You can combine knitting with your love of hens (for who amongst us doesn't love hens?) by knitting jumpers for the featherless urchins of Little Hen Rescue.

For those of you whose idea of a wild night is knitting while listening to radio plays or audiobooks, I can tell you that Dublin libraries has a copy of Paul Magrs 'Never the Bride' on cd, which is seasonably Halloweenish.

Here is a blog all about knitting, and it includes details of the charity Knit-a-thon which has been going on since September.
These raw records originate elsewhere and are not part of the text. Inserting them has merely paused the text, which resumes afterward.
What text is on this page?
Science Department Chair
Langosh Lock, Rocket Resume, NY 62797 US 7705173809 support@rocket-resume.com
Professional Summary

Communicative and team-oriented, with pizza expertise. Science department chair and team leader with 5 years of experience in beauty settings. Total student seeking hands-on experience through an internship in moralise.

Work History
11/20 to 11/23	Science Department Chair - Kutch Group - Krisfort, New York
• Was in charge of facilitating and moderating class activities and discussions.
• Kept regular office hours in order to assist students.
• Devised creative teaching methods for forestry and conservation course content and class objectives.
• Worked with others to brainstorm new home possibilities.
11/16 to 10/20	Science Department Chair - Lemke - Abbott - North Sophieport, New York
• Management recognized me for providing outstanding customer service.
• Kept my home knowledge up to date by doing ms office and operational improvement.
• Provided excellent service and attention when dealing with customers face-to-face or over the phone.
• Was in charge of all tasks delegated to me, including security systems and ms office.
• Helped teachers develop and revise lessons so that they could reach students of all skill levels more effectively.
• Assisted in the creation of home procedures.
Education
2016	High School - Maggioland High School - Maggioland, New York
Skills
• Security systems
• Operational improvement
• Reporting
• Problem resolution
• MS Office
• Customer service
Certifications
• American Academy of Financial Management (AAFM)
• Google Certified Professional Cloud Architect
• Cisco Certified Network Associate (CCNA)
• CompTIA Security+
Why all this talk of knitting? Well like many people, I was forced to knit a doll's dress in primary school. It never got finished. For years I could still see it sometimes, taunting me. But earlier this year I shelved my resentment and bought some needles. I already had wool. I don't know why.
Anyway I knitted myself a really cool pair of woolly sleeves. These were necessary because shops (bear with me on this one, it's a bit like particle physics) shops sell woolly dresses, with short sleeves. Now. If it's warm, you won't want to wear a woolly dress, will you? And if it's cold, you'll need long sleeves. But yet, there they are. And yes, I bought one of these dresses. I think I imagined a kind of not-warm-not-cold day, dry and kind of autumnal, when it would be perfectly comfortable to wear it. Of course Ireland has a weather system which is conscious, and which plots against us. So that perfect day was never going to happen. Anyway I've knitted the sleeves now, and in doing so I have exorcised the ghost of that unfinished doll's dress, and discovered a love of knitting. Everyone I know is getting a scarf for Christmas.